3. As the pork is marinading, get you garlic and ginger minced and your broccoli, peppers and green onions cut up with all 3 going into separate bowls. 

4. Combine the dry sherry, chicken broth, oyster sauce, brown sugar, sesame oil and cornstarch in a bowl and whisk to mix.

5. Combine the garlic, ginger and 3 T of the peanut oil in another bowl. 

6. Drain the pork and discard the liquid. 

7. Heat 1 T of peanut oil in a large non-stick skillet or wok on high heat. Add half the pork spreading it out to a single layer as best you can and cook without stirring for about a minute, then stir and cook until the pork is browned around the edges (about 30 more seconds, up to 1 minute). Transfer the pork to a clean bowl and repeat with the remaining pork. 

8. Add 2 T of peanut oil to the empty skillet/wok, still on high heat. Once the oil begins to smoke, add the broccoli and cook for about 30 seconds. Add the water, cover the pan, lower the heat to medium and steam the broccoli until it is tender-crisp (about 2-3 minutes), then transfer the broccoli to a paper towel lined plate. 

9. Add the remaining 3 T of peanut oil to the skillet/wok and return the heat to high. Once the oil begins to smoke, add the bell peppers and cook until browned in spots (about 90 seconds). Clean an area in the middle of the skillet/wok and add the ginger and garlic. After about 30 seconds, when the mixture becomes fragrant, mix together with the peppers. 
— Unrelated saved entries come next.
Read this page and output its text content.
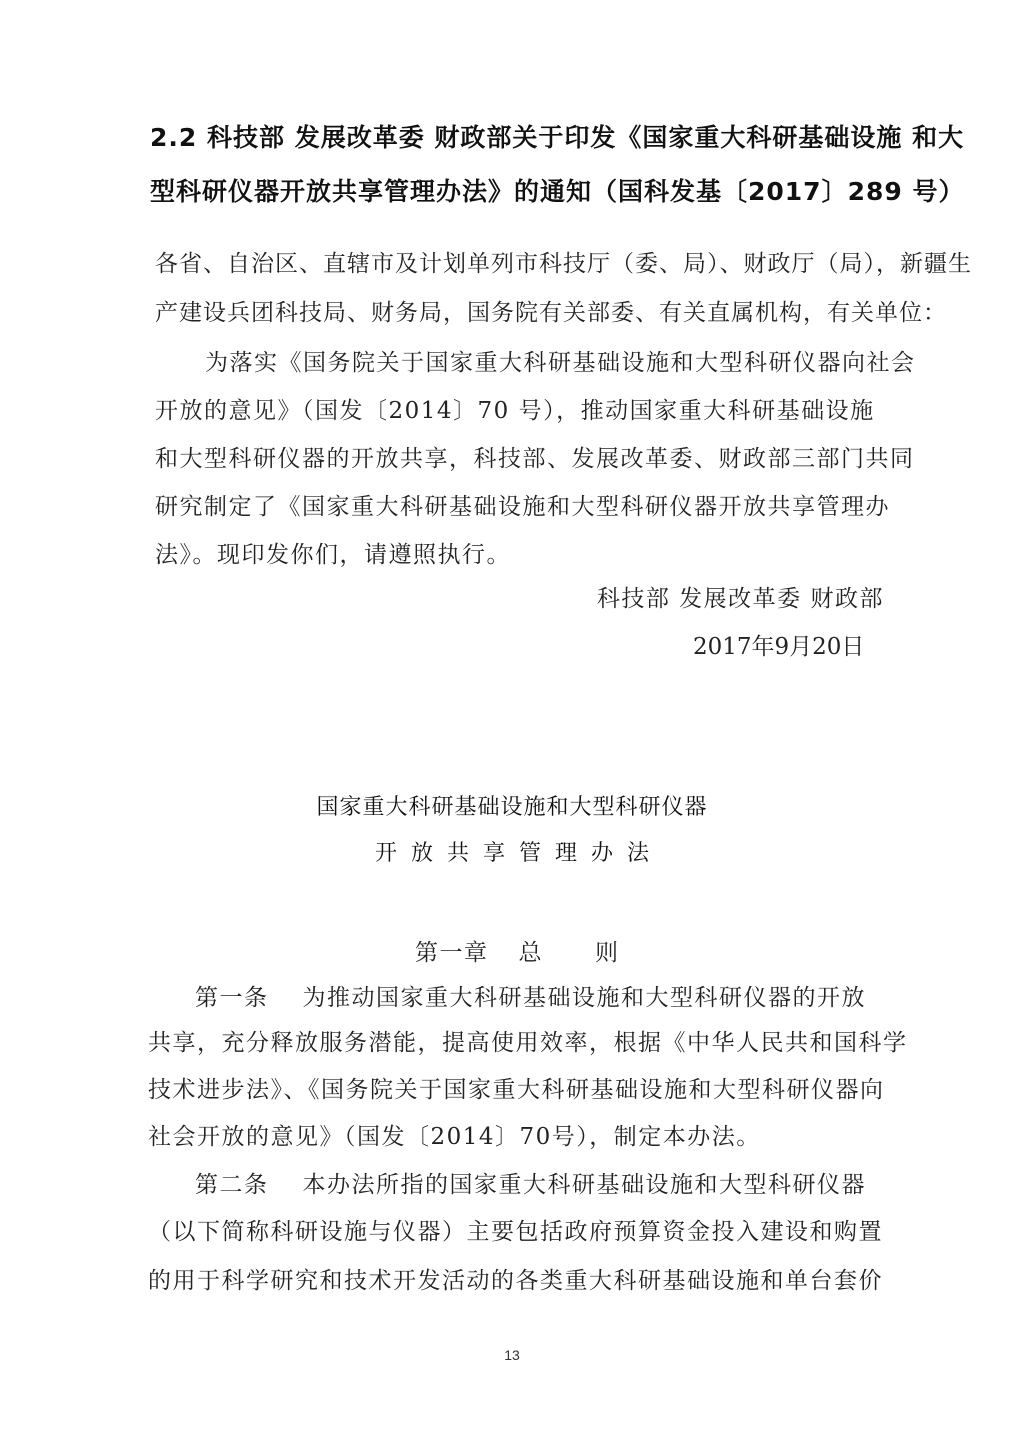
2.2 科技部 发展改革委 财政部关于印发《国家重大科研基础设施 和大
型科研仪器开放共享管理办法》的通知（国科发基〔2017〕289 号）
各省、自治区、直辖市及计划单列市科技厅（委、局）、财政厅（局），新疆生
产建设兵团科技局、财务局，国务院有关部委、有关直属机构，有关单位：
为落实《国务院关于国家重大科研基础设施和大型科研仪器向社会
开放的意见》（国发〔2014〕70 号），推动国家重大科研基础设施
和大型科研仪器的开放共享，科技部、发展改革委、财政部三部门共同
研究制定了《国家重大科研基础设施和大型科研仪器开放共享管理办
法》。现印发你们，请遵照执行。
科技部 发展改革委 财政部
2017年9月20日
国家重大科研基础设施和大型科研仪器
开放共享管理办法
第一章 总 则
第一条 为推动国家重大科研基础设施和大型科研仪器的开放
共享，充分释放服务潜能，提高使用效率，根据《中华人民共和国科学
技术进步法》、《国务院关于国家重大科研基础设施和大型科研仪器向
社会开放的意见》（国发〔2014〕70号），制定本办法。
第二条 本办法所指的国家重大科研基础设施和大型科研仪器
（以下简称科研设施与仪器）主要包括政府预算资金投入建设和购置
的用于科学研究和技术开发活动的各类重大科研基础设施和单台套价
13
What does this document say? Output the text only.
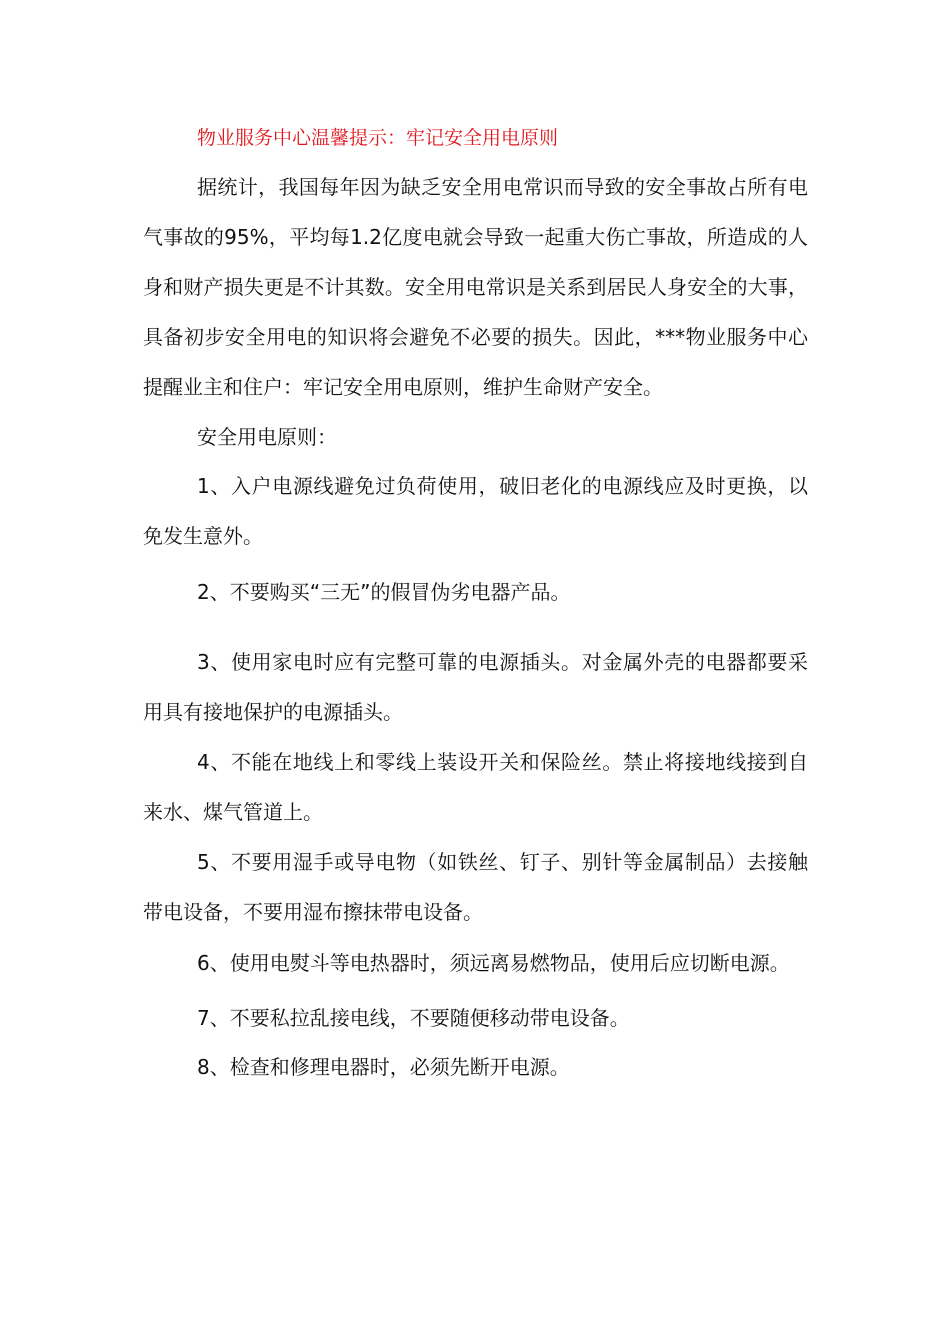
物业服务中心温馨提示：牢记安全用电原则

据统计，我国每年因为缺乏安全用电常识而导致的安全事故占所有电气事故的95%，平均每1.2亿度电就会导致一起重大伤亡事故，所造成的人身和财产损失更是不计其数。安全用电常识是关系到居民人身安全的大事，具备初步安全用电的知识将会避免不必要的损失。因此，***物业服务中心提醒业主和住户：牢记安全用电原则，维护生命财产安全。

安全用电原则：

1、入户电源线避免过负荷使用，破旧老化的电源线应及时更换，以免发生意外。

2、不要购买“三无”的假冒伪劣电器产品。

3、使用家电时应有完整可靠的电源插头。对金属外壳的电器都要采用具有接地保护的电源插头。

4、不能在地线上和零线上装设开关和保险丝。禁止将接地线接到自来水、煤气管道上。

5、不要用湿手或导电物（如铁丝、钉子、别针等金属制品）去接触带电设备，不要用湿布擦抹带电设备。

6、使用电熨斗等电热器时，须远离易燃物品，使用后应切断电源。

7、不要私拉乱接电线，不要随便移动带电设备。

8、检查和修理电器时，必须先断开电源。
10. Return the pork and broccoli and toss to combine. Once all is warmed, give the sauce a final whisk and add to the skillet/wok, stirring until the sauce has thicken and has thoroughly coated everything. 

11. Remove you masterpiece from the skillet and serve over rice, garnishing with a sprinkling of the green onions and sesame seeds. ENJOY!